The app is still in alpha and pretty rudimentary but we wanted to get some early feedback from the HN community. If you are a musician, does this concept appeal to you? What would you do differently?
It's a really cool idea and I'd love to use it myself. I would prefer lossless tracks (all the examples I see are lossy MP3 or OGG), but that's a pretty small issue. Time-stamped comments, like in SoundCloud, would be pretty cool. And I can't figure out an easy way to see people's public remixes of a song.
The biggest problem I see is that you can't apply any effects to the master bus (since, of course, each component track is played separately). I don't see a good way to fix that. You might be able to do it by offering some VSTs for download, allowing people to engineer the mix to sound right on their own, and having a way to apply the same effects on the website. That's a really difficult one, though.
To combine different projects, some form of excerpting / tracker would be great. If I could select a fifteen second clip, loop that for a while against another person's song, I could do a lot with that without ever leaving your web page.
And even more importantly: time-stretching. I won't be able to merge tracks into other projects without leaving the page if the tracks don't line up in BPM. There should be a way to change that.
Seriously though, I really like this interface and I'd love to see it develop. A few musician sponsors and this could be huge. The best of luck to you.

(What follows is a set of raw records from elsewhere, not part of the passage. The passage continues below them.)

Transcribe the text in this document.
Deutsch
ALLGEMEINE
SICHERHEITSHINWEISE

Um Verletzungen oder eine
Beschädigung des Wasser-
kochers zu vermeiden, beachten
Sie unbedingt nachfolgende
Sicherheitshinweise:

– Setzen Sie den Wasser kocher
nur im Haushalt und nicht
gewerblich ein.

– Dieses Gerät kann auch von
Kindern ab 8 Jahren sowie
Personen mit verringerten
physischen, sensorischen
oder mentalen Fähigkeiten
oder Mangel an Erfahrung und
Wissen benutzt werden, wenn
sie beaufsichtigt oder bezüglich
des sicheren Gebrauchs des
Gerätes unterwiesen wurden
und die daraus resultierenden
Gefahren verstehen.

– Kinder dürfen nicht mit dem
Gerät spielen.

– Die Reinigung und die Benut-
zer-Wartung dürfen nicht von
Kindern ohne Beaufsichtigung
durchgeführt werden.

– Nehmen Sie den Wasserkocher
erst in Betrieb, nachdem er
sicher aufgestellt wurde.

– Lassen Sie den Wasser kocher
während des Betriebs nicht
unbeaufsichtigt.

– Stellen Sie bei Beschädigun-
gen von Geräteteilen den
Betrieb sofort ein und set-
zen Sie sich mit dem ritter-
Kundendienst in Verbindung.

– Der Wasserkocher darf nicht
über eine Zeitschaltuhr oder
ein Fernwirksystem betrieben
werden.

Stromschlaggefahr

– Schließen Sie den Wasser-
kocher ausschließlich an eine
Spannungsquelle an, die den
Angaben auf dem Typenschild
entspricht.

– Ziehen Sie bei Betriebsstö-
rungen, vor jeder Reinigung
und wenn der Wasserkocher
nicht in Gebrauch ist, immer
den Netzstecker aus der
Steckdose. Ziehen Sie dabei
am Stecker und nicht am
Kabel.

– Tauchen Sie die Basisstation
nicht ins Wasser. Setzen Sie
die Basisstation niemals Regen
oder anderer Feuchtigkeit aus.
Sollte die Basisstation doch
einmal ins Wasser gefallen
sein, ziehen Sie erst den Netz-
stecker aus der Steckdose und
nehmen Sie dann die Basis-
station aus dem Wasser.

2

We actually do allow you to upload in wav, aiff, flac but you can only download in those formats if the tracks were uploaded in the same.
Using the WebAudio API we should be able to apply effects to the master bus. This is our first test of the concept and it expects that you will do most of the work in your DAW using the site for sharing. In future versions we want to add more in browser editing if we get enough requests for it. Thanks for all the suggestions!
I'm a musician and while I think the idea is great, I think the mechanics in the demo are too limiting for most remixing work. Typically if I'm working on a remix I would change the tempo, change the song structure, etc. which doesn't really work well with the 'versions of the original stems' metaphor that is used in the application.
Then again it may be interesting to see how people get around those issues to get the results they want. Often times having limitations boosts creativity rather than hinder it.
This is pretty cool. At some point we release an API for all of Soundkeeps creative commons samples/tracks. It would be a good combination with tools like yours.